Lo más triste del caso es, quizás y con mucho, no lo narrado, sino la reacción del ánimo que se acostumbra a lo enano y por ende termina agradeciendo lo pequeño. La resignación con la cobija atravesada por jirones en que se ha convertido la existencia. Sales a la calle, hablas con los demás, y el sonido de las conversaciones cotidianas duele en el alma al ser reflejo claro de cómo la derrota y la costumbre de mirar hacia abajo para pasar desapercibido se han extendido sin escándalo ni aspavientos. Lo mítico-mágico erigido explicación y consuelo de la vida.
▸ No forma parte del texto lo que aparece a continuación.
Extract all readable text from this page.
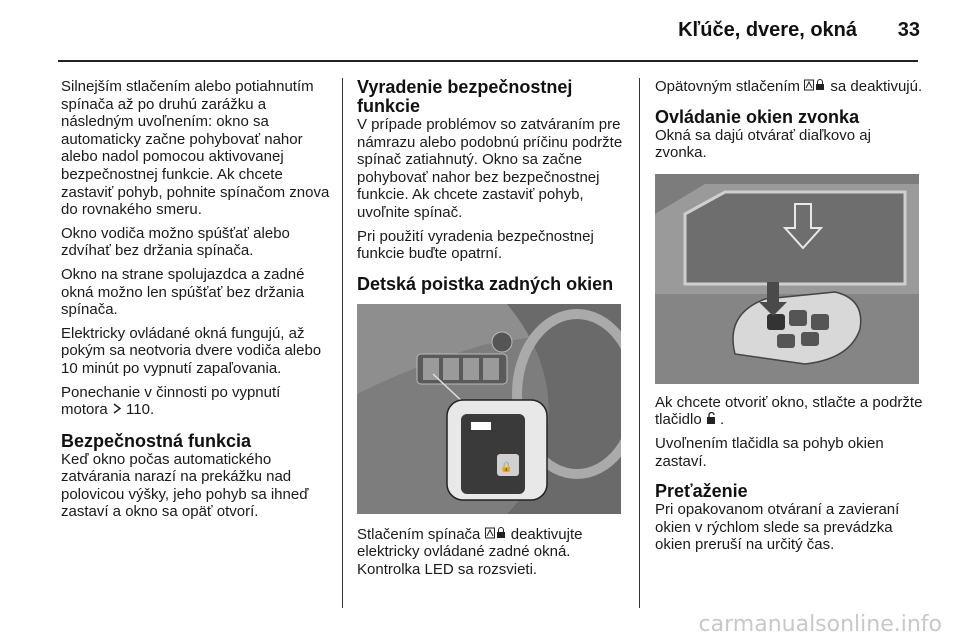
Kľúče, dvere, okná 33

Silnejším stlačením alebo potiahnutím spínača až po druhú zarážku a následným uvoľnením: okno sa automaticky začne pohybovať nahor alebo nadol pomocou aktivovanej bezpečnostnej funkcie. Ak chcete zastaviť pohyb, pohnite spínačom znova do rovnakého smeru.

Okno vodiča možno spúšťať alebo zdvíhať bez držania spínača.

Okno na strane spolujazdca a zadné okná možno len spúšťať bez držania spínača.

Elektricky ovládané okná fungujú, až pokým sa neotvoria dvere vodiča alebo 10 minút po vypnutí zapaľovania.

Ponechanie v činnosti po vypnutí motora 110.

Bezpečnostná funkcia

Keď okno počas automatického zatvárania narazí na prekážku nad polovicou výšky, jeho pohyb sa ihneď zastaví a okno sa opäť otvorí.

Vyradenie bezpečnostnej funkcie

V prípade problémov so zatváraním pre námrazu alebo podobnú príčinu podržte spínač zatiahnutý. Okno sa začne pohybovať nahor bez bezpečnostnej funkcie. Ak chcete zastaviť pohyb, uvoľnite spínač.

Pri použití vyradenia bezpečnostnej funkcie buďte opatrní.

Detská poistka zadných okien
🔒

Stlačením spínača deaktivujte elektricky ovládané zadné okná. Kontrolka LED sa rozsvieti.

Opätovným stlačením sa deaktivujú.

Ovládanie okien zvonka

Okná sa dajú otvárať diaľkovo aj zvonka.

Ak chcete otvoriť okno, stlačte a podržte tlačidlo .

Uvoľnením tlačidla sa pohyb okien zastaví.

Preťaženie

Pri opakovanom otváraní a zavieraní okien v rýchlom slede sa prevádzka okien preruší na určitý čas.

carmanualsonline.info
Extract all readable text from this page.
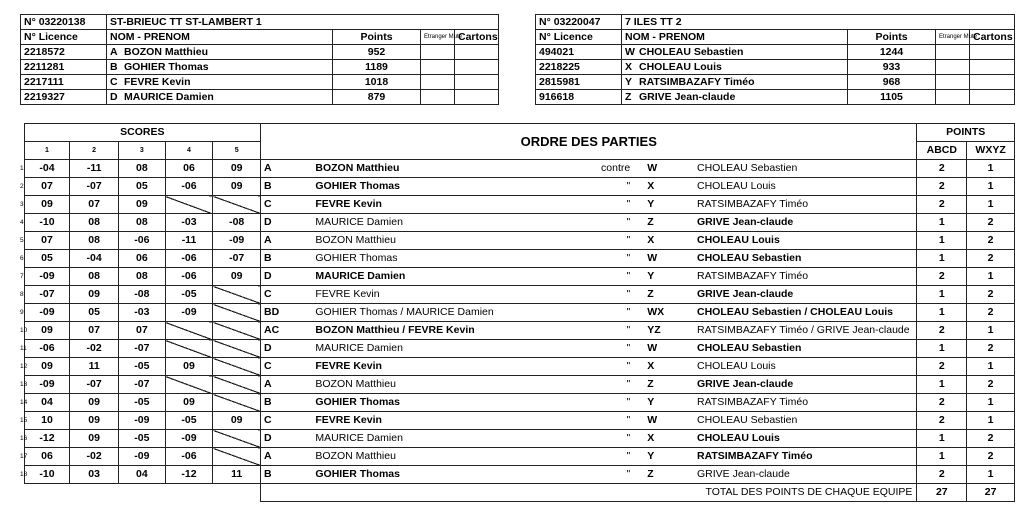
N° 03220138	ST-BRIEUC TT ST-LAMBERT 1			
N° Licence	NOM - PRENOM	Points	Etranger Muté	Cartons
2218572	A BOZON Matthieu	952		
2211281	B GOHIER Thomas	1189		
2217111	C FEVRE Kevin	1018		
2219327	D MAURICE Damien	879		
N° 03220047	7 ILES TT 2			
N° Licence	NOM - PRENOM	Points	Etranger Muté	Cartons
494021	W CHOLEAU Sebastien	1244		
2218225	X CHOLEAU Louis	933		
2815981	Y RATSIMBAZAFY Timéo	968		
916618	Z GRIVE Jean-claude	1105		
	SCORES					ORDRE DES PARTIES					POINTS	
	1	2	3	4	5						ABCD	WXYZ
1	-04	-11	08	06	09	A	BOZON Matthieu	contre	W	CHOLEAU Sebastien	2	1
2	07	-07	05	-06	09	B	GOHIER Thomas	"	X	CHOLEAU Louis	2	1
3	09	07	09			C	FEVRE Kevin	"	Y	RATSIMBAZAFY Timéo	2	1
4	-10	08	08	-03	-08	D	MAURICE Damien	"	Z	GRIVE Jean-claude	1	2
5	07	08	-06	-11	-09	A	BOZON Matthieu	"	X	CHOLEAU Louis	1	2
6	05	-04	06	-06	-07	B	GOHIER Thomas	"	W	CHOLEAU Sebastien	1	2
7	-09	08	08	-06	09	D	MAURICE Damien	"	Y	RATSIMBAZAFY Timéo	2	1
8	-07	09	-08	-05		C	FEVRE Kevin	"	Z	GRIVE Jean-claude	1	2
9	-09	05	-03	-09		BD	GOHIER Thomas / MAURICE Damien	"	WX	CHOLEAU Sebastien / CHOLEAU Louis	1	2
10	09	07	07			AC	BOZON Matthieu / FEVRE Kevin	"	YZ	RATSIMBAZAFY Timéo / GRIVE Jean-claude	2	1
11	-06	-02	-07			D	MAURICE Damien	"	W	CHOLEAU Sebastien	1	2
12	09	11	-05	09		C	FEVRE Kevin	"	X	CHOLEAU Louis	2	1
13	-09	-07	-07			A	BOZON Matthieu	"	Z	GRIVE Jean-claude	1	2
14	04	09	-05	09		B	GOHIER Thomas	"	Y	RATSIMBAZAFY Timéo	2	1
15	10	09	-09	-05	09	C	FEVRE Kevin	"	W	CHOLEAU Sebastien	2	1
16	-12	09	-05	-09		D	MAURICE Damien	"	X	CHOLEAU Louis	1	2
17	06	-02	-09	-06		A	BOZON Matthieu	"	Y	RATSIMBAZAFY Timéo	1	2
18	-10	03	04	-12	11	B	GOHIER Thomas	"	Z	GRIVE Jean-claude	2	1
						TOTAL DES POINTS DE CHAQUE EQUIPE					27	27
La letanía del más allá en cada intercambio verbal, en cada mensaje de texto, en cada voice que se envía desde la distancia: “Dios quiera que llegue el agua a ver si cogemos algo para por lo menos cocinar, lavar los peroles y limpiar el baño”; “Ay, hijo, gracias a Dios que pudiste cargar el celular. Está pendiente y no dejes que se te descargué que yo me angustio”; “Vamos al cajero. Con el favor de todos los santos a lo mejor está funcionando y podemos sacar algo de efectivo”; “Ay, mana, nosotros somos benditos porque aquí dejan el agua media hora dos veces, una en la mañana y otra en la noche”… Y así, de agradecimiento en agradecimiento a la divinidad, nos olvidamos que tenemos pleno derecho a una vida digna y diluimos hasta hacer nada la identidad de los responsables de esta tragedia recurrente. No es inocencia. Es conformismo.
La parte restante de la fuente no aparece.